Eusa, which had previously written to Ramaphosa calling for Motshekga’s resignation, has again appealed for the president’s intervention, this time to probe alleged embezzling of funds of up to R600 million to procure water tanks across the country.
The union also demands an investigation into the awarding of tenders for personal protective equipment, as both teachers and pupils remained with limited and low-quality masks and hand sanitisers.
Representing over 27,000 teachers, the union calls for the establishment of a Covid-19 commission of inquiry into the embezzlement of funds that were directed to the fight against the pandemic in Gauteng and KwaZulu-Natal schools.
“We would like the proposed Commission of Inquiry to start with the two following cases:
“1. A report that the National Basic Education Department procured 3500 Water tanks (Jojo Tanks) for R600 Million. As EUSA we suspect the element of fraud in this huge amount, as one 2000-litre of Jojo Tank costs R1995,00 at the local market.
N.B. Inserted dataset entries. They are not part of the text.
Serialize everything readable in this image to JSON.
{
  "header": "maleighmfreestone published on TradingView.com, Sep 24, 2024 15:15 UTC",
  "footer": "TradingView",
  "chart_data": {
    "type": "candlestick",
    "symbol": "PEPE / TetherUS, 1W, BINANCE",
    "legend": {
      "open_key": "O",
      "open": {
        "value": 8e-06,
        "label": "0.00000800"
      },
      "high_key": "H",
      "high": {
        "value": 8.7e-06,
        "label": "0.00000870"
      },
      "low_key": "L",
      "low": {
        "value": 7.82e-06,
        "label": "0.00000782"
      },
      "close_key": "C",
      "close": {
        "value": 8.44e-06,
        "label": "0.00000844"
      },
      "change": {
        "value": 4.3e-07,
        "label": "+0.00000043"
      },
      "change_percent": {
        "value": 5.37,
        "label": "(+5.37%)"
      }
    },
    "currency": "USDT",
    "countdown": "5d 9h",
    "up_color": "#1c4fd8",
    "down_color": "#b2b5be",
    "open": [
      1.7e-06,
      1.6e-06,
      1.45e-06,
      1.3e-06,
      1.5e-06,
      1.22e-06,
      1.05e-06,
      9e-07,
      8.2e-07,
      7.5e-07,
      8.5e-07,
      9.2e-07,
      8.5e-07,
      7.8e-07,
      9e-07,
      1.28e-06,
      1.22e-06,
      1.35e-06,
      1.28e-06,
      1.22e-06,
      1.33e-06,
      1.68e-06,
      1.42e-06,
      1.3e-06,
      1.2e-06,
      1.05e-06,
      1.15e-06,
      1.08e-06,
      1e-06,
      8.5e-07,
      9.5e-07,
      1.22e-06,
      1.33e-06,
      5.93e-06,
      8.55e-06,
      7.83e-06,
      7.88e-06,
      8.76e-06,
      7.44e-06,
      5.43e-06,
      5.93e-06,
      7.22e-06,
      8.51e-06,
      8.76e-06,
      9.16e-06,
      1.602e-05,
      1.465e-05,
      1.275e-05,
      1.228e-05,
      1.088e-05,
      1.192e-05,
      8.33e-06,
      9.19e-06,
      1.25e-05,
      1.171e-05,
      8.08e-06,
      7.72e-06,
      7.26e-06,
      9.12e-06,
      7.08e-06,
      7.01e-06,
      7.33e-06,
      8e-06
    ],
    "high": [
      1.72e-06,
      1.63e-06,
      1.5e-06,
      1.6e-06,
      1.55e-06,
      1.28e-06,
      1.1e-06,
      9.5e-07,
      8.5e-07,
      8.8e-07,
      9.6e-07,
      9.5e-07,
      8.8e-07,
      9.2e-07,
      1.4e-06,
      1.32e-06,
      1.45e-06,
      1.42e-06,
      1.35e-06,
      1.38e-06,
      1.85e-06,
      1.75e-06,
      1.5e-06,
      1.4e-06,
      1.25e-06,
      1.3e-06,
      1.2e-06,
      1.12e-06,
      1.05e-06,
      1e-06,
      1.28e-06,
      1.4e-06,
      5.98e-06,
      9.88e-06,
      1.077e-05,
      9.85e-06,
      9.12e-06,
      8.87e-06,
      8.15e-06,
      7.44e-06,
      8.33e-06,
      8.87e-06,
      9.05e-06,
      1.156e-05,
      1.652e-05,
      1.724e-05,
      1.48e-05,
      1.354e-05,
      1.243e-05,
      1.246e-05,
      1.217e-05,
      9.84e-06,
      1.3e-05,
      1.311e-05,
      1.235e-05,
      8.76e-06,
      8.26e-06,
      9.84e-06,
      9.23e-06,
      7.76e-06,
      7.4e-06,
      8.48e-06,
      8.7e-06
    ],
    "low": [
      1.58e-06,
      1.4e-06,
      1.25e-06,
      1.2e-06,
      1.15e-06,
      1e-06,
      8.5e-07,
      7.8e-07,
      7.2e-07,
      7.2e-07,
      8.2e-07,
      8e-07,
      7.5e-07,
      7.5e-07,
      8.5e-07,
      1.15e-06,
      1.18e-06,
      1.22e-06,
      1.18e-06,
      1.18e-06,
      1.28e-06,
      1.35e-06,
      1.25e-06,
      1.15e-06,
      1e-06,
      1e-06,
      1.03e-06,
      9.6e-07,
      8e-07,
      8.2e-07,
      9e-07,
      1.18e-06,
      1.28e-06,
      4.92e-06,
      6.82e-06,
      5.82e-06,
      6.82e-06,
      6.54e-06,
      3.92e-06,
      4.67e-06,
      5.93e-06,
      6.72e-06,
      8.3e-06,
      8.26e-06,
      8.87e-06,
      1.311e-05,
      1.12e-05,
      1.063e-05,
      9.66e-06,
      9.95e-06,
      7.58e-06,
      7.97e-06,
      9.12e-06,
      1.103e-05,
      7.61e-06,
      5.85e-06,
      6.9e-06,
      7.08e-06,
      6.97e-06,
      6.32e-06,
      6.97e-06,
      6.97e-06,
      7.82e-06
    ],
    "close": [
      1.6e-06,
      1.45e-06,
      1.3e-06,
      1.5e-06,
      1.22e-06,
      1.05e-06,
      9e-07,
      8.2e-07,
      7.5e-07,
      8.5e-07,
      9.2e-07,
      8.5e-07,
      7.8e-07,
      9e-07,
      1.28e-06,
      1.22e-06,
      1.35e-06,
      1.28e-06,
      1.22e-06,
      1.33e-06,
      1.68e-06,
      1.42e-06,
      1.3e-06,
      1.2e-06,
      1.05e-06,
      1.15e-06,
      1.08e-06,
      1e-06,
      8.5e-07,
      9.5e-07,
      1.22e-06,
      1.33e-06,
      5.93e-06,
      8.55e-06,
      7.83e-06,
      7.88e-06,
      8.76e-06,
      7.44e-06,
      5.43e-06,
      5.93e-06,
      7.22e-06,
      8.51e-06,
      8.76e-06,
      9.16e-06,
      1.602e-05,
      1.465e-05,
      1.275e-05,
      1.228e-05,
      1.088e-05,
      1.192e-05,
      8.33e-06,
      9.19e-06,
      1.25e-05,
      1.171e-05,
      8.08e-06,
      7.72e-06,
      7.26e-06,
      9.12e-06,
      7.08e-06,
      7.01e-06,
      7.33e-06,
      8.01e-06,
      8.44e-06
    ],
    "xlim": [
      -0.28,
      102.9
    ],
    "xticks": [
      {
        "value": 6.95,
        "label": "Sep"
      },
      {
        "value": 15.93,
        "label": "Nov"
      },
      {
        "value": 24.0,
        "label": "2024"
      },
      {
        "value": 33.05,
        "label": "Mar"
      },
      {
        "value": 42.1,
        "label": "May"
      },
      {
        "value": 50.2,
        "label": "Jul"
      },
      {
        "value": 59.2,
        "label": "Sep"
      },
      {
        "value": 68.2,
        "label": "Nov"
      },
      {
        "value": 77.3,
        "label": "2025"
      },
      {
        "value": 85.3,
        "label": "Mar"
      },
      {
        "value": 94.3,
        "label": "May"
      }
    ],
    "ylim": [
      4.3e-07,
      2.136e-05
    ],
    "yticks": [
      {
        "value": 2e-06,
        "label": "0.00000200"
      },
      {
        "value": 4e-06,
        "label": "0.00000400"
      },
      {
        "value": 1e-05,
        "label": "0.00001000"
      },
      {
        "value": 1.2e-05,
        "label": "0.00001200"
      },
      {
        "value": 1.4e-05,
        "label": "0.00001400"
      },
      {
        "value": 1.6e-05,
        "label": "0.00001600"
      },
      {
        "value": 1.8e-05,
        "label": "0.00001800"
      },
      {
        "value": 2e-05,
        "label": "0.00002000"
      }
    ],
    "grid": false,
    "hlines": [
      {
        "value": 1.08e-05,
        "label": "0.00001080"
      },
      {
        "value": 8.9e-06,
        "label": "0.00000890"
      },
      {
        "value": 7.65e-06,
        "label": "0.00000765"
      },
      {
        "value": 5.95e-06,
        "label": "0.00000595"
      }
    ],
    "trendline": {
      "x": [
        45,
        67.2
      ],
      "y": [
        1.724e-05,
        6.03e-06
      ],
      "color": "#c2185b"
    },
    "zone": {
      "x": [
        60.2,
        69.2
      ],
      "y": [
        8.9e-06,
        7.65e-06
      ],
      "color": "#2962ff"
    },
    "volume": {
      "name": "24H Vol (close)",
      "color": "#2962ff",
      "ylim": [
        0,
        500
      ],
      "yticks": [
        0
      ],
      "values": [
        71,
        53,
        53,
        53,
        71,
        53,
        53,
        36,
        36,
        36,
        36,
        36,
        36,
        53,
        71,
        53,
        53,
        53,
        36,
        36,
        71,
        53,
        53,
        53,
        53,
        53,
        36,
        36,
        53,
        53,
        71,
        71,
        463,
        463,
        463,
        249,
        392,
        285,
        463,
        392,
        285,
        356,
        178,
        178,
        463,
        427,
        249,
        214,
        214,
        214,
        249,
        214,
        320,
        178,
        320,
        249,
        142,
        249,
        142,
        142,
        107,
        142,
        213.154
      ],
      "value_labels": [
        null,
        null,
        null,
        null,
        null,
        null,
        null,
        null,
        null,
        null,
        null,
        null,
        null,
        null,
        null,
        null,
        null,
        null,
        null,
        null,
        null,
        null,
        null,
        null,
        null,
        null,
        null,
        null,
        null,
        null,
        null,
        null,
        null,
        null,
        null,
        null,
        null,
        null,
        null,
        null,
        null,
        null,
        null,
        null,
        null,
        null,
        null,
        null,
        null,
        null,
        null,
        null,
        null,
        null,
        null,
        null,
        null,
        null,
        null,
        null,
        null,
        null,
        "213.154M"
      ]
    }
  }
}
“2. The report of the KZN Department of Education dated the 18th of June 2020, where the department says, it spent R28 000,00 per 5000-litre water tank and R6 500 per hand washing station. EUSA believes that the abovementioned exorbitant prizes are way too high since the local markets sell the same unit for +/- R5000,00,” the union wrote in the letter to Ramaphosa.
The urgency of the matter is self-evident, the union said, while suggesting the investigation be launched by 2 July.
Department spokesperson Elijah Mhlanga said the allegations were made by “a desperate organisation, as part of their recruitment campaign”.
“In recent times they have been making outrageous statements. They also failed in court to make a case and now they resort to making unfounded and baseless allegations. They must start by growing their members to be recognized in the basic education sector.”
Mhlanga is referring to the union’s failed urgent court bid to halt the “premature” opening of schools in June.
The union, although it lost its urgent application, indicated that it would continue to oppose Motshekga’s reign as she was putting the lives of many pupils and teachers in danger by opening schools.
The unions weren’t the only one targeting the department, as One South Africa chief activist, Mmusi Maimane, also lodged a bid to suspend the reopening of schools for a period of 60 days in order to allow more schools to be adequately prepared.
The matter, which is to challenge the reopening of schools, was heard by a full bench of judges led by Judge Dunstan Mlambo last week.
Outside court, Maimane pointed out that schools he had visited were severely underprepared in facing the coronavirus pandemic. Schools did not have the necessary resources and, as a result, were unable to put adequate measures in place to combat the virus and protect pupils.
Maimane argues that government can only ease the lockdown regulations if there was a reduction in the number of daily infections. The department disagrees with the view and says government never said downward shifts in the alert level system would happen as a direct proportion to the improvement of the health statistics.